We are debating two different things. One is best interests, which we debated in one of the previous amendments in terms of its primacy. I accept the ombudsman's hazard position. I just hold a different position for the reasons we have set out. The specific amendments are about the grounds on which a judge can grant a parental order, even if a biological parent, a surrogate or both are saying they do not want this. There may be reasonable grounds for that, but there may be unreasonable grounds and those are the ones I have been discussing over the past few days. What the Deputy is seeking to do with her amendments is essentially where we are looking to go. The advice we had until recently was that this was covered and that there was sufficient discretion for the judge to do what we all want in the best interests of the child.
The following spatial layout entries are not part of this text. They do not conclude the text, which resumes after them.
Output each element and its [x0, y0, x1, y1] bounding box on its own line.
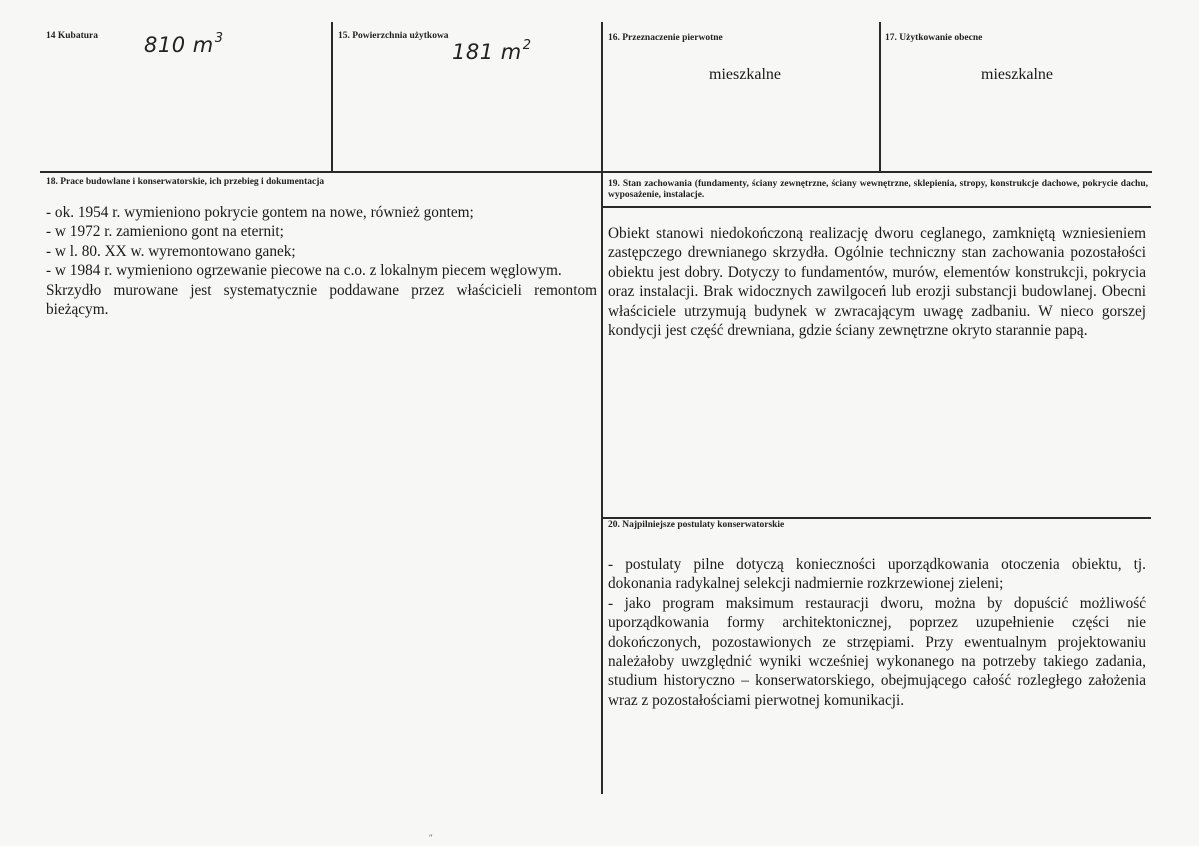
kubatura-exponent: 3	[214, 31, 224, 46]
powierzchnia-value: 181 m	[452, 40, 522, 64]
section-15-label: 15. Powierzchnia użytkowa	[338, 31, 449, 41]
section-18-line: - ok. 1954 r. wymieniono pokrycie gontem na nowe, również gontem;	[46, 204, 474, 221]
section-19-content: Obiekt stanowi niedokończoną realizację dworu ceglanego, zamkniętą wzniesieniem zastępczego drewnianego skrzydła. Ogólnie techniczny stan zachowania pozostałości obiektu jest dobry. Dotyczy to fundamentów, murów, elementów konstrukcji, pokrycia oraz instalacji. Brak widocznych zawilgoceń lub erozji substancji budowlanej. Obecni właściciele utrzymują budynek w zwracającym uwagę zadbaniu. W nieco gorszej kondycji jest część drewniana, gdzie ściany zewnętrzne okryto starannie papą.	[608, 225, 1146, 340]
divider-16-17	[879, 22, 881, 172]
section-18-label: 18. Prace budowlane i konserwatorskie, ich przebieg i dokumentacja	[46, 177, 325, 187]
section-18-line: - w l. 80. XX w. wyremontowano ganek;	[46, 242, 296, 260]
powierzchnia-exponent: 2	[522, 38, 532, 53]
section-20-content	[608, 555, 1146, 710]
divider-14-15	[331, 22, 333, 172]
section-14-handwritten-value	[144, 31, 224, 57]
section-19-label: 19. Stan zachowania (fundamenty, ściany zewnętrzne, ściany wewnętrzne, sklepienia, stropy, konstrukcje dachowe, pokrycie dachu, wyposażenie, instalacje.	[608, 179, 1148, 200]
section-16-value: mieszkalne	[709, 66, 781, 83]
divider-19-20	[603, 517, 1151, 519]
divider-19-top	[603, 206, 1151, 208]
section-20-line: - jako program maksimum restauracji dworu, można by dopuścić możliwość uporządkowania formy architektonicznej, poprzez uzupełnienie części nie dokończonych, pozostawionych ze strzępiami. Przy ewentualnym projektowaniu należałoby uwzględnić wyniki wcześniej wykonanego na potrzeby takiego zadania, studium historyczno – konserwatorskiego, obejmującego całość rozległego założenia wraz z pozostałościami pierwotnej komunikacji.	[608, 594, 1146, 709]
section-15-handwritten-value	[452, 38, 532, 64]
stray-mark: ″	[429, 833, 433, 843]
section-18-line: - w 1984 r. wymieniono ogrzewanie piecowe na c.o. z lokalnym piecem węglowym.	[46, 262, 562, 280]
kubatura-value: 810 m	[144, 33, 214, 57]
divider-15-16	[601, 22, 603, 794]
section-18-line: Skrzydło murowane jest systematycznie poddawane przez właścicieli remontom bieżącym.	[46, 281, 597, 319]
section-14-label: 14 Kubatura	[46, 31, 98, 41]
section-17-value: mieszkalne	[981, 66, 1053, 83]
section-18-content	[46, 203, 597, 319]
section-20-line: - postulaty pilne dotyczą konieczności uporządkowania otoczenia obiektu, tj. dokonania radykalnej selekcji nadmiernie rozkrzewionej zieleni;	[608, 556, 1146, 593]
divider-top-row	[40, 171, 1152, 173]
section-18-line: - w 1972 r. zamieniono gont na eternit;	[46, 223, 284, 241]
section-17-label: 17. Użytkowanie obecne	[885, 33, 983, 43]
section-20-label: 20. Najpilniejsze postulaty konserwatorskie	[608, 520, 785, 530]
section-16-label: 16. Przeznaczenie pierwotne	[608, 33, 723, 43]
We are all trying to achieve the same thing. We got recent legal advice which stated something different. The constitutional link is very strong and requires some careful consideration. All I am doing is giving my Department and the Attorney General's office more time to come up with a legally robust version of the Deputy's amendments. That is all it is. The best way to do that procedurally is to crack on and get this Bill passed. We particularly want to commence the sections around retrospective and give these parents and children access to the courts for these parental orders, in parallel with some robust legal provisions in the amending Bill to cover the exact situations we are concerned about.